If an alias specifies -a, cp might try to create a new block device rather than a copy of the file data. If using gzip without redirection, it may try to be helpful and skip the file for not being regular. Neither of them will write out a reassuring status during or after a copy.

dd, meanwhile, has one job*: copy data from one place to another. It doesn’t care about files, safeguards or user convenience. It will not try to second guess your intent, based on trailing slashes or types of files.

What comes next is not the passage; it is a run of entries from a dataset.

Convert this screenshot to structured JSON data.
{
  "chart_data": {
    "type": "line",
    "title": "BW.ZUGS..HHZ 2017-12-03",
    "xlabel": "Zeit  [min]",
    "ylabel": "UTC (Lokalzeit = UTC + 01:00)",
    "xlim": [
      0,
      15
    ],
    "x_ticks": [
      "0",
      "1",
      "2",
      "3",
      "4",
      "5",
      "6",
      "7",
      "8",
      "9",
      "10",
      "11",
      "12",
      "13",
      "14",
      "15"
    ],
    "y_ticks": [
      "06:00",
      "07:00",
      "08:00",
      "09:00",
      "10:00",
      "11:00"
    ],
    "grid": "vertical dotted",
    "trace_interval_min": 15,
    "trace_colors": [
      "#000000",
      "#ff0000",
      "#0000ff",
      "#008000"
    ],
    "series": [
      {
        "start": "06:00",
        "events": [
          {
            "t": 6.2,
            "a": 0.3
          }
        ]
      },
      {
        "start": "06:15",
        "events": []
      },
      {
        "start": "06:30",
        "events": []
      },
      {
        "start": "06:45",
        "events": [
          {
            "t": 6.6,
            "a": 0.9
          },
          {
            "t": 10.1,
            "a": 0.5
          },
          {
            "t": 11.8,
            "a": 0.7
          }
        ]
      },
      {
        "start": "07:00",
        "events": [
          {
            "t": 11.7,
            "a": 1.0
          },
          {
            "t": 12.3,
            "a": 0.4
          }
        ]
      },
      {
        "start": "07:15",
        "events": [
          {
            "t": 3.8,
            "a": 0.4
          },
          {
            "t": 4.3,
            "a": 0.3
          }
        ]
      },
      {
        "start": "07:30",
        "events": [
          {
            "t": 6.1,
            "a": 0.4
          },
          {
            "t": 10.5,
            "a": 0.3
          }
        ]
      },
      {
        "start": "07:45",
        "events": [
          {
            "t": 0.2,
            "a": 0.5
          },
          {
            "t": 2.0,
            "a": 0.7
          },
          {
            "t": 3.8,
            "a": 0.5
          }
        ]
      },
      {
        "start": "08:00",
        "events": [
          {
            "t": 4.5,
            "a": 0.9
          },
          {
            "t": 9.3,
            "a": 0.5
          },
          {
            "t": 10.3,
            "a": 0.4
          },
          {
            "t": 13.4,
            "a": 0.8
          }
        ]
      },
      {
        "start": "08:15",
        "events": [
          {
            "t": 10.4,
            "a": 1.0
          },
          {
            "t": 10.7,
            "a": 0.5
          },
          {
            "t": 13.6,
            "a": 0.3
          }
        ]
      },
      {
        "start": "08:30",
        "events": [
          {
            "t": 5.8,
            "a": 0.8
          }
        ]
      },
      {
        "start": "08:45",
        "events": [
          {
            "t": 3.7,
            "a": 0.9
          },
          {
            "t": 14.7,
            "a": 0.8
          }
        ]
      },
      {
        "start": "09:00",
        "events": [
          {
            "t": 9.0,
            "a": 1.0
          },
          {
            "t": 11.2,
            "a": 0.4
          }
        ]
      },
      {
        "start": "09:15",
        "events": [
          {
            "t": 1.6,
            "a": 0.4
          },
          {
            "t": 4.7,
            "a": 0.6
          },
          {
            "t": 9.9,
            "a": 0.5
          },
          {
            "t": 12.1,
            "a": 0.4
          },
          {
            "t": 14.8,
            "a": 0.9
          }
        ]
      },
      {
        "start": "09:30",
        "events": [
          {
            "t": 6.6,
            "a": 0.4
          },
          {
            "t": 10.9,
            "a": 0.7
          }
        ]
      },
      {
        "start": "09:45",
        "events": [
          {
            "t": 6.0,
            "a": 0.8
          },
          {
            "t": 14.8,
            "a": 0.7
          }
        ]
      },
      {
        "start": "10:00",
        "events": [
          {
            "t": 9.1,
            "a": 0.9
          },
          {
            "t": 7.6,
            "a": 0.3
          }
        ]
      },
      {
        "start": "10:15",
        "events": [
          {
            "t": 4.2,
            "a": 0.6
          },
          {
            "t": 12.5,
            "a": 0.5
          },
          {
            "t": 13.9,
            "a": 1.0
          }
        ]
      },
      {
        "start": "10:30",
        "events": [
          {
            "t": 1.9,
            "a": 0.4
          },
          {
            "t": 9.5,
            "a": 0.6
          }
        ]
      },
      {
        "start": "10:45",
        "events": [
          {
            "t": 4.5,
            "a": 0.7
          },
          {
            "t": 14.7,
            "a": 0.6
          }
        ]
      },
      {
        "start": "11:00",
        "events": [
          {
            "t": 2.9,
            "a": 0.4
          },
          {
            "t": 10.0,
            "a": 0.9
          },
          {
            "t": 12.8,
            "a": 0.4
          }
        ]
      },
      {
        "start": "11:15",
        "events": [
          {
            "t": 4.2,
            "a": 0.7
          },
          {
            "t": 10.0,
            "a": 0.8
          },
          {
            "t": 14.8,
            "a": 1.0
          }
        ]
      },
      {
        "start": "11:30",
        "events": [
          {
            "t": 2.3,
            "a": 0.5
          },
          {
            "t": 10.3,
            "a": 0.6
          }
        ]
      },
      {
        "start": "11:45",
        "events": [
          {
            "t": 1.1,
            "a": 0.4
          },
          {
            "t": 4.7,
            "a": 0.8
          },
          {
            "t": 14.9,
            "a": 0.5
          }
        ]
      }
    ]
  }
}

However, when this is no longer a convenience, like when combining it with other tools that already read and write files, one should not feel guilty for leaving dd out entirely.

This is not to say I think dd is overrated! Au contraire! It’s one of my favorite Unix tools!

dd is the swiss army knife of the open, read, write and seek syscalls. It’s unique in its ability to issue seeks and reads of specific lengths, which enables a whole world of shell scripts that have no business being shell scripts. Want to simulate a lseek+execve? Use dd! Want to open a file with O_SYNC? Use dd! Want to read groups of three byte pixels from a PPM file? Use dd!

It’s a flexible, unique and useful tool, and I love it. My only issue is that, far too often, this great tool is being relegated to and inappropriately hailed for its most generic and least interesting capability: simply copying a file from start to finish.


* dd actually has two jobs: Convert and Copy. A post on comp.unix.misc (incorrectly) claimed that the intended name “cc” was taken by the C compiler, so the letters were shifted in the same way we ended up with a Window system called X. A more likely explanation is given in that thread as pointed out by PaweĊ‚ and Bruce in the comments: the name, syntax and purpose is almost identical to the JCL “Dataset Definition” command found in 1960s IBM mainframes.